Like The Quiet Man, Far and Away is a movie that seems to have a lot of appeal for Irish-Americans. For the Irish themselves, it is a different story. It is pretty much de rigueur to sneer at any Hollywood production that attempts to portray the Irish. And they have a point. Virtually anyone in the world can play an American (because we are, after all, a melting pot), although certain regional characters might be harder to get right for a foreigner than others. But generally, we watch Brits and Australians and other nationalities play Americans on our movie screens and don’t bat an eye or hear anything strange about their dialect-coached accents. But an Irish man or woman will detect an off vowel pronunciation from an actor trying to play Irish immediately. And the body language, if not the body itself, almost always gives away the game as well.

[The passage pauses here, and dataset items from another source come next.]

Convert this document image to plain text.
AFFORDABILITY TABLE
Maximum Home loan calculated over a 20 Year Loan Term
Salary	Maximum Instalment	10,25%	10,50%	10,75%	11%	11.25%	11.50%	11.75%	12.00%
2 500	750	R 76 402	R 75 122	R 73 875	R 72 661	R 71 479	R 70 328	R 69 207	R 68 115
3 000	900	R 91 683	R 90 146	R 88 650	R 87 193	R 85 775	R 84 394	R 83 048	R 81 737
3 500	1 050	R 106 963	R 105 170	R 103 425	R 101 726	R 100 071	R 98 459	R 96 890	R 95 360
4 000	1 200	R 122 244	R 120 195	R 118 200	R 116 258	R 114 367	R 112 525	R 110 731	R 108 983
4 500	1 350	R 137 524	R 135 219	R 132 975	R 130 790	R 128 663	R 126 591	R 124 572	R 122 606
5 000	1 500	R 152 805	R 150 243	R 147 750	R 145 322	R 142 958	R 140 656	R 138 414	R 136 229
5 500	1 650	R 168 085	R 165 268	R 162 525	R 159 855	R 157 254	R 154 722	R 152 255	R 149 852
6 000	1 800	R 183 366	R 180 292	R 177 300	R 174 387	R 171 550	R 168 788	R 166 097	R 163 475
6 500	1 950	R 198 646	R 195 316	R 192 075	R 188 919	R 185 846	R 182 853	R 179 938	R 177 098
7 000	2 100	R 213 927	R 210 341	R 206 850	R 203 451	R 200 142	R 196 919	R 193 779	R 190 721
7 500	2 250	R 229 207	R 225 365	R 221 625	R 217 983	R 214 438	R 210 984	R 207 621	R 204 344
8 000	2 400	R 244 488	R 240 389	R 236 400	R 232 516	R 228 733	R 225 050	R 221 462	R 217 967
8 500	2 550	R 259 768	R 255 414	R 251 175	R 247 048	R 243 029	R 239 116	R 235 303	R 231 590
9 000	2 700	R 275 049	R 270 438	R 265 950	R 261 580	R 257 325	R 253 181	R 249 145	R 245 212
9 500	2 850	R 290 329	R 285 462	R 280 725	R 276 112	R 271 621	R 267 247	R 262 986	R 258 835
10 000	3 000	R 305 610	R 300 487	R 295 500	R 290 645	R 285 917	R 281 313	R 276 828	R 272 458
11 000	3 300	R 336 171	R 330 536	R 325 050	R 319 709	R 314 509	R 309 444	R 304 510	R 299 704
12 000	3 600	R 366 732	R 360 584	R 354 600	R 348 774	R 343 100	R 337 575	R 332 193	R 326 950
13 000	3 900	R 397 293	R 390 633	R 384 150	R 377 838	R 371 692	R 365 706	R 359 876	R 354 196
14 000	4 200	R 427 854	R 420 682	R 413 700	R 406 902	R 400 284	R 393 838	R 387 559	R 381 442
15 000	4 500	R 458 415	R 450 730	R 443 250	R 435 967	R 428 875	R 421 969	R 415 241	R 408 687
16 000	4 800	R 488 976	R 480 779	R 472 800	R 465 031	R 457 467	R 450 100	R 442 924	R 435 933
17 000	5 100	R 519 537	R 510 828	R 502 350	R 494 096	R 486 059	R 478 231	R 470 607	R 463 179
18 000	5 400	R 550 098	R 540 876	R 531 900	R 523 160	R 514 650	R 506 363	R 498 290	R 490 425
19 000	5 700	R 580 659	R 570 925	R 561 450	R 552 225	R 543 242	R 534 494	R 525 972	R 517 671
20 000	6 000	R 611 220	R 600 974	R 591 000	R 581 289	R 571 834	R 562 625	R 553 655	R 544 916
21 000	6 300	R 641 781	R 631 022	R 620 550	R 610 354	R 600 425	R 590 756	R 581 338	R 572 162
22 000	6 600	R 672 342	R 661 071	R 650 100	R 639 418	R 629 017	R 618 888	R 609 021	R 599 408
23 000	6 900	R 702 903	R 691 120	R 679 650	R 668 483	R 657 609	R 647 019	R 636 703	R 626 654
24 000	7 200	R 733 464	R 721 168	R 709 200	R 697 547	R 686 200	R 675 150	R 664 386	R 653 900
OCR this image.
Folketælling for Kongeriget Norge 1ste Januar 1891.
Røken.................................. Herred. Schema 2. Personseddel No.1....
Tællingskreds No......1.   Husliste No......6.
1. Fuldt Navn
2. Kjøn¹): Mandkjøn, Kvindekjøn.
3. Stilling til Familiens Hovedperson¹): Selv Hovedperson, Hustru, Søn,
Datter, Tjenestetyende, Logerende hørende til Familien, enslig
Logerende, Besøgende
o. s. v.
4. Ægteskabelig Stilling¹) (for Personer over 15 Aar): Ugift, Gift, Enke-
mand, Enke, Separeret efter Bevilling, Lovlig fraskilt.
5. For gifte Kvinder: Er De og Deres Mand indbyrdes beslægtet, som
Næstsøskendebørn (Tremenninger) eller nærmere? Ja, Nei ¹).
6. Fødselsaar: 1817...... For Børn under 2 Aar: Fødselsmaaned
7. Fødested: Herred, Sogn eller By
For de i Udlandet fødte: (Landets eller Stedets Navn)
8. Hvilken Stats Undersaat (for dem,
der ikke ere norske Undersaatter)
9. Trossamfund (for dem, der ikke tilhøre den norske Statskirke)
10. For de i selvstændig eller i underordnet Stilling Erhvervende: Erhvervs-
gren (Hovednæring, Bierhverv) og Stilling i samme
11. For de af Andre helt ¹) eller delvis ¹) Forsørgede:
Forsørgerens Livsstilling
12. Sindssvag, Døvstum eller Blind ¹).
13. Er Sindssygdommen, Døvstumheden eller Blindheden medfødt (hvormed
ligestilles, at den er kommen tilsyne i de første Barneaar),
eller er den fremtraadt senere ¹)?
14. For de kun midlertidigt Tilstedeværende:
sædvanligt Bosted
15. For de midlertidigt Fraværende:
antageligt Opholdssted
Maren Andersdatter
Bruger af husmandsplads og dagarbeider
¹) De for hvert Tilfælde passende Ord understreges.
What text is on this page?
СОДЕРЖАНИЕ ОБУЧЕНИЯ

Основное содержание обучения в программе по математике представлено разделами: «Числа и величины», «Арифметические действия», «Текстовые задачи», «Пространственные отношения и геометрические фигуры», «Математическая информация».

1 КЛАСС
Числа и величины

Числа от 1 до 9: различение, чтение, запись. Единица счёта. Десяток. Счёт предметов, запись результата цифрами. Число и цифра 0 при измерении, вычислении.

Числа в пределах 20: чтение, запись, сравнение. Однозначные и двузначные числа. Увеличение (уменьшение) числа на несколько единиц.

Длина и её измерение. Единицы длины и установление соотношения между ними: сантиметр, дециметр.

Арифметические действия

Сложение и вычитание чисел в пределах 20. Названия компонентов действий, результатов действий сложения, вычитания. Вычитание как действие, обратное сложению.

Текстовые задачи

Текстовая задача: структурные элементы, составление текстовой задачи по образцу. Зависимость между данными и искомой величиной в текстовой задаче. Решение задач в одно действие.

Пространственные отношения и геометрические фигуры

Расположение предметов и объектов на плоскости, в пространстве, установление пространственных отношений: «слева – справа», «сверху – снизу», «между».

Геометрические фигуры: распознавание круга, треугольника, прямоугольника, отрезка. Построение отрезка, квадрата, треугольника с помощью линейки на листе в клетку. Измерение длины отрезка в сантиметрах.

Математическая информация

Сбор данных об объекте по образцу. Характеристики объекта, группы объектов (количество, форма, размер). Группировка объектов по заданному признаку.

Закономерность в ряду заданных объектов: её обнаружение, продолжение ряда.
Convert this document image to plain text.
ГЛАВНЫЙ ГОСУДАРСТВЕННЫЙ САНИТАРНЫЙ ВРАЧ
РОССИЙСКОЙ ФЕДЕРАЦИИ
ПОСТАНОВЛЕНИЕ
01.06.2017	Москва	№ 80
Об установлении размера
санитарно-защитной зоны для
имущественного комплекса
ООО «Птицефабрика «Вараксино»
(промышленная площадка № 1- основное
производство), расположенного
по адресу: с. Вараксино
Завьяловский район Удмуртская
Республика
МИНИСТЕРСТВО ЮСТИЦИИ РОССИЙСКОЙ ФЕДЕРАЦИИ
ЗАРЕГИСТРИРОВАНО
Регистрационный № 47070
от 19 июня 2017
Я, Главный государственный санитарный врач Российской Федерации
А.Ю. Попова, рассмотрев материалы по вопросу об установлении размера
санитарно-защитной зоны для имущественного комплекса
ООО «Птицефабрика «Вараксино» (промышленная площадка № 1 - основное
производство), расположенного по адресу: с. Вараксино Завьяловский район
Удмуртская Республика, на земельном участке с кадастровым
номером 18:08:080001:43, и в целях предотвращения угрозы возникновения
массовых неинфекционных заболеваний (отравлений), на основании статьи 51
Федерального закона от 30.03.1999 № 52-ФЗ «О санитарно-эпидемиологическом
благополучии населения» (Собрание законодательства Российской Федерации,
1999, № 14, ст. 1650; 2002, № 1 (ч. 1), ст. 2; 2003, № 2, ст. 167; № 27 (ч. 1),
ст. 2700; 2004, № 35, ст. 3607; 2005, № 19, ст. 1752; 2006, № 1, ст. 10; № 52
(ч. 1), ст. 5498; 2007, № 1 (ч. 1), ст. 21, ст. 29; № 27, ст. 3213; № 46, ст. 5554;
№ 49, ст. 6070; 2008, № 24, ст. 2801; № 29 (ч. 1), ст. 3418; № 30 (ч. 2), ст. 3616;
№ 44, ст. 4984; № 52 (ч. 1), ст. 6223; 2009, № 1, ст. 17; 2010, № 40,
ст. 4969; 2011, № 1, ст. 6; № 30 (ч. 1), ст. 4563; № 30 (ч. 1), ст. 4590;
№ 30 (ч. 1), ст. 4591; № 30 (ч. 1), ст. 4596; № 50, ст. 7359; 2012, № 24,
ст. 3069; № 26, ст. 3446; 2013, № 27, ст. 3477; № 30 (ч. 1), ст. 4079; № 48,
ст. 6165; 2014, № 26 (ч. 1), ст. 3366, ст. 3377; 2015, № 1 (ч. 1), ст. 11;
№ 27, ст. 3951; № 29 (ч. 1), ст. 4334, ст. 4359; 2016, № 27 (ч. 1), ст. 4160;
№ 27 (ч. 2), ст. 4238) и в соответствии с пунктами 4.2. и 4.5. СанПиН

Tom Cruise is frequently mentioned on lists that newspapers love to compile, enumerating the worst Irish accents ever. And, casting of big-budget movies being what they are, much of the principal cast of the movie were American, the Australian Nicole Kidman notwithstanding. Kidman’s parents were played by Hill Street Blues veterans Robert Prosky and Barbara Babcock, and her suitor was played Thomas Gibson, who would go on to the sitcom Dharma & Greg. As usual, the authentic Irish actors were relegated to supporting roles. The local bit players included Colm Meaney, Niall Toibin, Jared Harris (Richard’s son) and acting patriarch Cyril Cusack (father-in-law of Jeremy Irons), in what was nearly his very last role.

While the story told by Howard and his screenwriter Bob Dolman all has a basis in actual history, so many well-known aspects of Irish/American experience are shoe-horned in (the famines, the rebellion, the emigration, the boxing, working on the railroad) that it finally starts to feel clichéd. And the romance seems nearly played more for laughs than for drama.

And, it has to be said, it is a story that would not have been hurt at all by the inclusion of an additional dancer/whore.

Here in Ireland, it is just another day with the Munchkin at school and the Missus and I going about our usual work. But in the States it is Thanksgiving, so let me offer my annual wish for a great Thanksgiving to, as they say here, everyone who knows me.